The increased attention towards Bitcoin, a cryptocurrency, has increased the interest of concerned in the blockchain technique.
The blockchain is a chain of blocks, or a list of records, which are distributed on over the globe and connected through the cryptography. A blockchain is like Wikipedia pages, which contents may be updated by its users and it is visible to all the users. But it is much secure than Wikipedia and implements tight security features.
What is Blockchain?
According to Don & Alex Tapscott, authors of Blockchain Revolution (2016), “The blockchain is an incorruptible digital ledger of economic transactions that can be programmed to record not just financial transactions but virtually everything of value”
A Blockchain is like a ledger to maintain the record of transactions among the users. All the transaction records are maintained in a coded format. It uses a hash function that generates an encoded string for a record. A change of single character in a record corresponds a totally encoded string. In the blockchain technique, the collection of these records are termed as blocks, which may be assumed like a spreadsheet, and the connection of these blocks is termed as blockchain. Each block here comprises the hash generated values of the previous transaction and a timestamp of the transaction.

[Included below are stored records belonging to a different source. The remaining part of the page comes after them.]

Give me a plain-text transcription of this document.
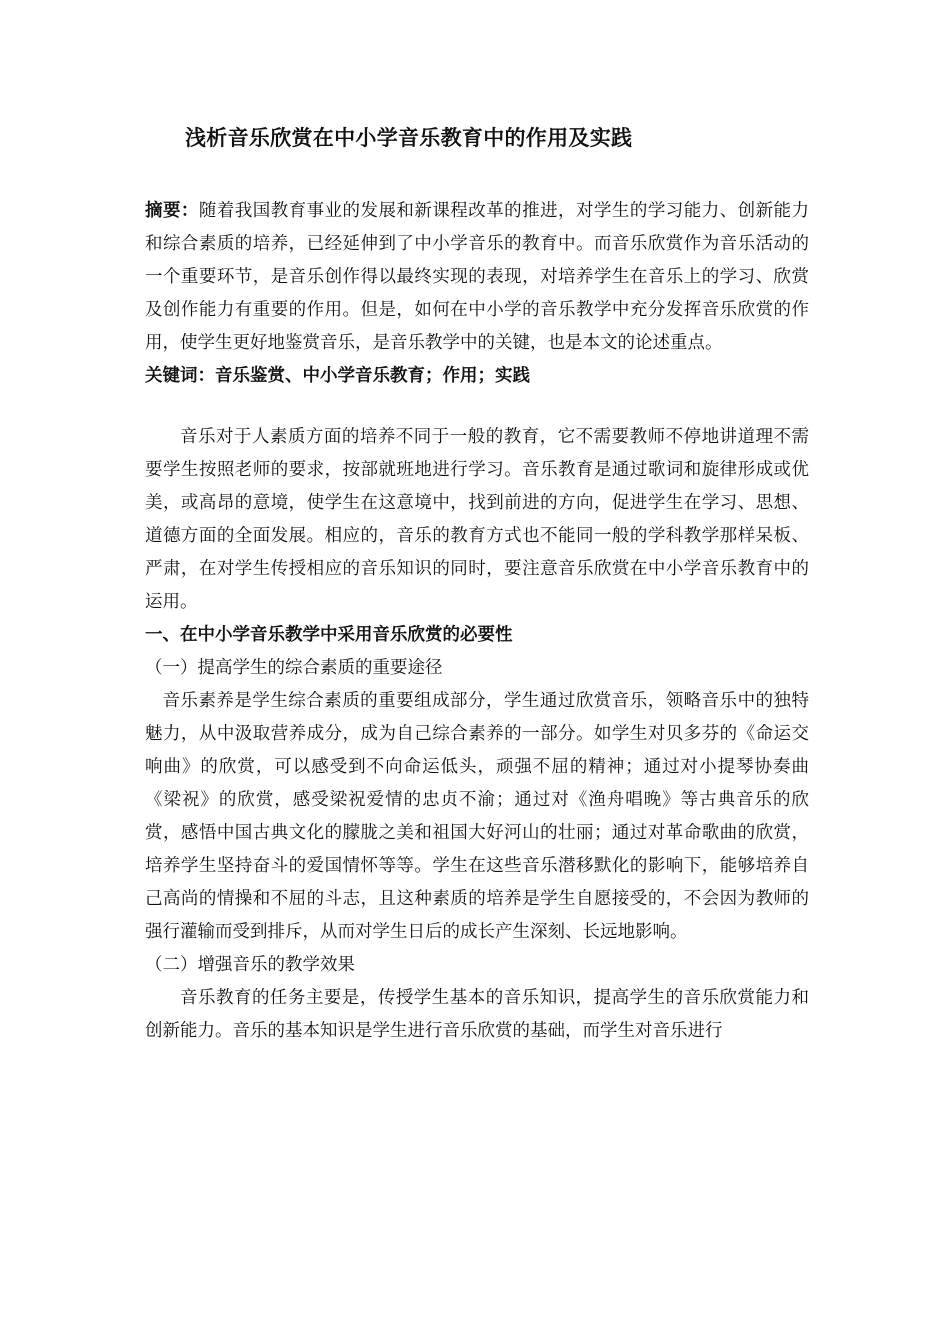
浅析音乐欣赏在中小学音乐教育中的作用及实践

摘要：随着我国教育事业的发展和新课程改革的推进，对学生的学习能力、创新能力和综合素质的培养，已经延伸到了中小学音乐的教育中。而音乐欣赏作为音乐活动的一个重要环节，是音乐创作得以最终实现的表现，对培养学生在音乐上的学习、欣赏及创作能力有重要的作用。但是，如何在中小学的音乐教学中充分发挥音乐欣赏的作用，使学生更好地鉴赏音乐，是音乐教学中的关键，也是本文的论述重点。

关键词：音乐鉴赏、中小学音乐教育；作用；实践

音乐对于人素质方面的培养不同于一般的教育，它不需要教师不停地讲道理不需要学生按照老师的要求，按部就班地进行学习。音乐教育是通过歌词和旋律形成或优美，或高昂的意境，使学生在这意境中，找到前进的方向，促进学生在学习、思想、道德方面的全面发展。相应的，音乐的教育方式也不能同一般的学科教学那样呆板、严肃，在对学生传授相应的音乐知识的同时，要注意音乐欣赏在中小学音乐教育中的运用。

一、在中小学音乐教学中采用音乐欣赏的必要性

（一）提高学生的综合素质的重要途径

音乐素养是学生综合素质的重要组成部分，学生通过欣赏音乐，领略音乐中的独特魅力，从中汲取营养成分，成为自己综合素养的一部分。如学生对贝多芬的《命运交响曲》的欣赏，可以感受到不向命运低头，顽强不屈的精神；通过对小提琴协奏曲《梁祝》的欣赏，感受梁祝爱情的忠贞不渝；通过对《渔舟唱晚》等古典音乐的欣赏，感悟中国古典文化的朦胧之美和祖国大好河山的壮丽；通过对革命歌曲的欣赏，培养学生坚持奋斗的爱国情怀等等。学生在这些音乐潜移默化的影响下，能够培养自己高尚的情操和不屈的斗志，且这种素质的培养是学生自愿接受的，不会因为教师的强行灌输而受到排斥，从而对学生日后的成长产生深刻、长远地影响。

（二）增强音乐的教学效果

音乐教育的任务主要是，传授学生基本的音乐知识，提高学生的音乐欣赏能力和创新能力。音乐的基本知识是学生进行音乐欣赏的基础，而学生对音乐进行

The blocks are distributed globally over a network and maintain any modification in the data. All systems that store blocks across the globe are termed as nodes. Every node consists of a copy of blockchain. The distributed network of blocks maintains a voting system and a block is updated if and only if a certain number of votes authenticating the updates is received. A blockchain is updated in every ten minutes automatically.
Use of Blockchains
The blockchain technology is used nowadays for the distributed ledger of the cryptocurrencies. Bitcoin and Ethereum are the notable cryptocurrencies which use the blockchain technique.
Conclusion
Blockchain technique is fast and secure for financial transactions as compared to the traditional techniques.
But there is a risk of misuse is associated with this techniques. Since it does not require the identity of a person who is performing a transaction, many black-money related transactions are possible using this technique. This is the reason why the Reserve Bank of India (RBI) has imposed several regulations on it. It is expected that in the coming future, a big growth of this technique can be seen in India.